Ce que peu d’observateurs remarqueront, c’est que Cuba a été dévorée puis ignorée par l’industrie du divertissement ou, plus précisément, par l’industrie du tourisme. S’il meurt petit à petit, il ne meurt pas seulement de faim (victime du blocus) ou d’asphyxie (victime d’un ordre autocratique), mais surtout par manque de charisme. Son charme, qui a enchanté des visiteurs aussi distingués que le philosophe français Jean-Paul Sartre et le journaliste brésilien Ruy Mesquita, directeur du journal L'État de São Paulo, n'existent plus. El Malecón Il a perdu de sa vigueur parce qu'il a perdu sa grâce.
En s'ouvrant sans complexe au tourisme, l'île a pris la décision d'entrer sur le marché des voyages récréatifs comme s'il s'agissait d'un parc à thème, une sorte de Disneyland socialiste. Le redressement a fonctionné en partie. Les consommateurs affluaient, assoiffés d'aventures idéologiques. Beaucoup ont aimé discuter de la situation internationale avec le serveur et interroger le chauffeur de taxi sur la lutte des classes.
Passer des vacances dans ces endroits et sur ces plages, c'était comme pratiquer un sport extrême, comme essayer quelque chose de clandestin sans courir le risque d'aller en prison.
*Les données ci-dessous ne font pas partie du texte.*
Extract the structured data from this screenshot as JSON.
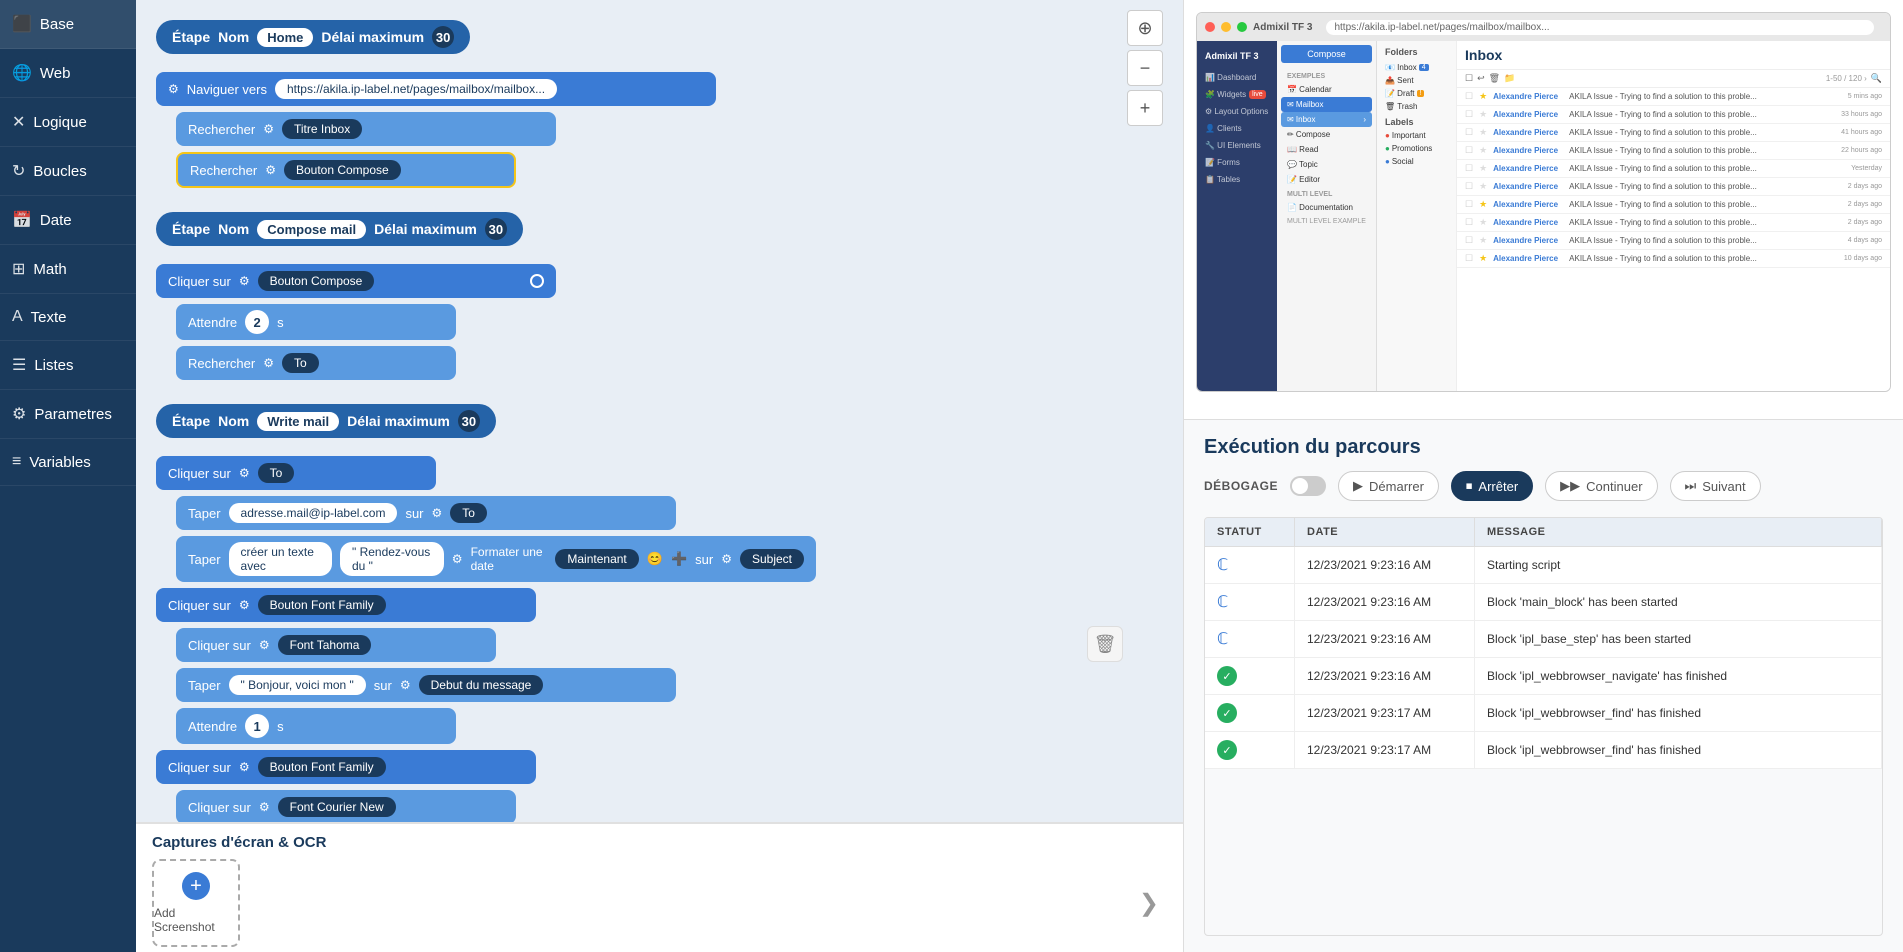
{
  "sidebar": {
    "items": [
      {
        "id": "base",
        "label": "Base",
        "icon": "⬛",
        "active": false
      },
      {
        "id": "web",
        "label": "Web",
        "icon": "🌐",
        "active": false
      },
      {
        "id": "logique",
        "label": "Logique",
        "icon": "✕",
        "active": false
      },
      {
        "id": "boucles",
        "label": "Boucles",
        "icon": "↻",
        "active": false
      },
      {
        "id": "date",
        "label": "Date",
        "icon": "📅",
        "active": false
      },
      {
        "id": "math",
        "label": "Math",
        "icon": "⊞",
        "active": false
      },
      {
        "id": "texte",
        "label": "Texte",
        "icon": "A",
        "active": false
      },
      {
        "id": "listes",
        "label": "Listes",
        "icon": "☰",
        "active": false
      },
      {
        "id": "parametres",
        "label": "Parametres",
        "icon": "⚙",
        "active": false
      },
      {
        "id": "variables",
        "label": "Variables",
        "icon": "≡",
        "active": false
      }
    ]
  },
  "script": {
    "step1": {
      "label": "Étape",
      "name_label": "Nom",
      "name_value": "Home",
      "delai_label": "Délai maximum",
      "delai_value": "30",
      "blocks": [
        {
          "action": "Naviguer vers",
          "value": "https://akila.ip-label.net/pages/mailbox/mailbox..."
        },
        {
          "action": "Rechercher",
          "gear": true,
          "pill": "Titre Inbox"
        },
        {
          "action": "Rechercher",
          "gear": true,
          "pill": "Bouton Compose",
          "highlighted": true
        }
      ]
    },
    "step2": {
      "label": "Étape",
      "name_label": "Nom",
      "name_value": "Compose mail",
      "delai_label": "Délai maximum",
      "delai_value": "30",
      "blocks": [
        {
          "action": "Cliquer sur",
          "gear": true,
          "pill": "Bouton Compose"
        },
        {
          "action": "Attendre",
          "value": "2",
          "unit": "s"
        },
        {
          "action": "Rechercher",
          "gear": true,
          "pill": "To"
        }
      ]
    },
    "step3": {
      "label": "Étape",
      "name_label": "Nom",
      "name_value": "Write mail",
      "delai_label": "Délai maximum",
      "delai_value": "30",
      "blocks": [
        {
          "action": "Cliquer sur",
          "gear": true,
          "pill": "To"
        },
        {
          "action": "Taper",
          "value": "adresse.mail@ip-label.com",
          "sur": "sur",
          "pill": "To"
        },
        {
          "action": "Taper",
          "text": "créer un texte avec",
          "quote": "Rendez-vous du",
          "extra": "Formater une date Maintenant 😊 ➕ sur ⚙ Subject"
        },
        {
          "action": "Cliquer sur",
          "gear": true,
          "pill": "Bouton Font Family"
        },
        {
          "action": "Cliquer sur",
          "gear": true,
          "pill": "Font Tahoma"
        },
        {
          "action": "Taper",
          "value": "Bonjour, voici mon",
          "sur": "sur",
          "pill": "Debut du message"
        },
        {
          "action": "Attendre",
          "value": "1",
          "unit": "s"
        },
        {
          "action": "Cliquer sur",
          "gear": true,
          "pill": "Bouton Font Family"
        },
        {
          "action": "Cliquer sur",
          "gear": true,
          "pill": "Font Courier New"
        }
      ]
    }
  },
  "screenshot_section": {
    "title": "Captures d'écran & OCR",
    "add_button_label": "Add Screenshot",
    "nav_arrow": "❯"
  },
  "browser": {
    "title": "Admixil TF 3",
    "address": "https://akila.ip-label.net/pages/mailbox/mailbox...",
    "inbox_title": "Inbox",
    "compose_btn": "Compose",
    "sidebar_items": [
      "Dashboard",
      "Widgets",
      "Layout Options",
      "Clients",
      "UI Elements",
      "Forms",
      "Tables"
    ],
    "nav_sections": [
      {
        "label": "EXEMPLES",
        "items": [
          "Calendar",
          "Mailbox",
          "Inbox",
          "Compose",
          "Read",
          "Topic",
          "Editor"
        ]
      },
      {
        "label": "MULTI LEVEL",
        "items": [
          "Documentation"
        ]
      }
    ],
    "labels": [
      "Folders",
      "Inbox",
      "Sent",
      "Draft",
      "Trash",
      "Labels",
      "Important",
      "Promotions",
      "Social"
    ],
    "emails": [
      {
        "sender": "Alexandre Pierce",
        "subject": "AKILA Issue - Trying to find a solution to this proble...",
        "time": "5 mins ago",
        "star": true
      },
      {
        "sender": "Alexandre Pierce",
        "subject": "AKILA Issue - Trying to find a solution to this proble...",
        "time": "33 hours ago",
        "star": false
      },
      {
        "sender": "Alexandre Pierce",
        "subject": "AKILA Issue - Trying to find a solution to this proble...",
        "time": "41 hours ago",
        "star": false
      },
      {
        "sender": "Alexandre Pierce",
        "subject": "AKILA Issue - Trying to find a solution to this proble...",
        "time": "22 hours ago",
        "star": false
      },
      {
        "sender": "Alexandre Pierce",
        "subject": "AKILA Issue - Trying to find a solution to this proble...",
        "time": "Yesterday",
        "star": false
      },
      {
        "sender": "Alexandre Pierce",
        "subject": "AKILA Issue - Trying to find a solution to this proble...",
        "time": "2 days ago",
        "star": false
      },
      {
        "sender": "Alexandre Pierce",
        "subject": "AKILA Issue - Trying to find a solution to this proble...",
        "time": "2 days ago",
        "star": true
      },
      {
        "sender": "Alexandre Pierce",
        "subject": "AKILA Issue - Trying to find a solution to this proble...",
        "time": "2 days ago",
        "star": false
      },
      {
        "sender": "Alexandre Pierce",
        "subject": "AKILA Issue - Trying to find a solution to this proble...",
        "time": "4 days ago",
        "star": false
      },
      {
        "sender": "Alexandre Pierce",
        "subject": "AKILA Issue - Trying to find a solution to this proble...",
        "time": "10 days ago",
        "star": true
      }
    ]
  },
  "execution": {
    "title": "Exécution du parcours",
    "debug_label": "DÉBOGAGE",
    "buttons": {
      "start": "Démarrer",
      "stop": "Arrêter",
      "continue": "Continuer",
      "next": "Suivant"
    },
    "table": {
      "headers": [
        "STATUT",
        "DATE",
        "MESSAGE"
      ],
      "rows": [
        {
          "status": "loading",
          "date": "12/23/2021 9:23:16 AM",
          "message": "Starting script"
        },
        {
          "status": "loading",
          "date": "12/23/2021 9:23:16 AM",
          "message": "Block 'main_block' has been started"
        },
        {
          "status": "loading",
          "date": "12/23/2021 9:23:16 AM",
          "message": "Block 'ipl_base_step' has been started"
        },
        {
          "status": "success",
          "date": "12/23/2021 9:23:16 AM",
          "message": "Block 'ipl_webbrowser_navigate' has finished"
        },
        {
          "status": "success",
          "date": "12/23/2021 9:23:17 AM",
          "message": "Block 'ipl_webbrowser_find' has finished"
        },
        {
          "status": "success",
          "date": "12/23/2021 9:23:17 AM",
          "message": "Block 'ipl_webbrowser_find' has finished"
        }
      ]
    }
  }
}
C'étaient des vacances grisantes, comme jouer à la guérilla avec un mojito dans une main et une Cohiba dans l'autre.
Mais au fond, la frénésie prétendument militante n’était qu’une forme de consommation capricieuse : des touristes autoproclamés « de gauche » avalaient avec voracité les drames humains de la « période spéciale », les malheurs des homosexuels persécutés par le régime. , l'héroïsme des familles qui élevaient des cochons dans des appartements pour manger. Ils aimaient tout cela, car tout cela faisait partie de la lutte pour vaincre l’exploitation de l’homme par l’homme.
Des touristes combatifs sont allés à Varadero ou Cayo Largo et ils sont repartis de là avec une âme renouvelée, remplie de nouveaux fantasmes, un peu comme quelqu'un qui va au Centre spatial Kennedy de la NASA toucher des vaisseaux spatiaux avec ses doigts ou voyager en Inde pour subir des overdoses de méditation transcendantale.
C'est alors que le pays qui a détrôné Fulgencio Batista et ses casinos alcooliques a continué dans le même métier, se contentant de redécorer les vitrines. Cela a fonctionné, au moins un peu. Ensuite, le fétichisme de la marchandise s’est effondré et la concurrence a pris le dessus. Cuba touristique a été dépassée par d'autres attractions offrant plus d'adrénaline, comme les paysages exotiques de Chine, les vagues parfaites d'Océanie ou la cuisine vietnamienne.
C’est peut-être cruel de dire cela, mais c’est ainsi : si Cuba glisse aujourd’hui vers l’échec, ce n’est pas parce qu’elle a perdu un affrontement politique, mais davantage parce qu’elle a cessé d’être l’objet du désir des masses – non pas les masses prolétariennes, mais les masses consommatrices internationales. Sa tragédie quelque peu mélancolique ne s’explique pas par l’effondrement des rapports de production, mais par le vidage des rapports de consommation. Les panneaux publicitaires de Che Guevara, Fidel et Camilo Cinfuegos ont disparu.
* Eugène Bucci Il est professeur à l'École des communications et des arts de l'USP. Auteur, entre autres livres, de L'incertitude, un essai : comment nous pensons l'idée qui nous désoriente (et oriente le monde numérique) (authentique). https://amzn.to/3SytDKl
Initialement publié dans le journal L'État de São Paulo.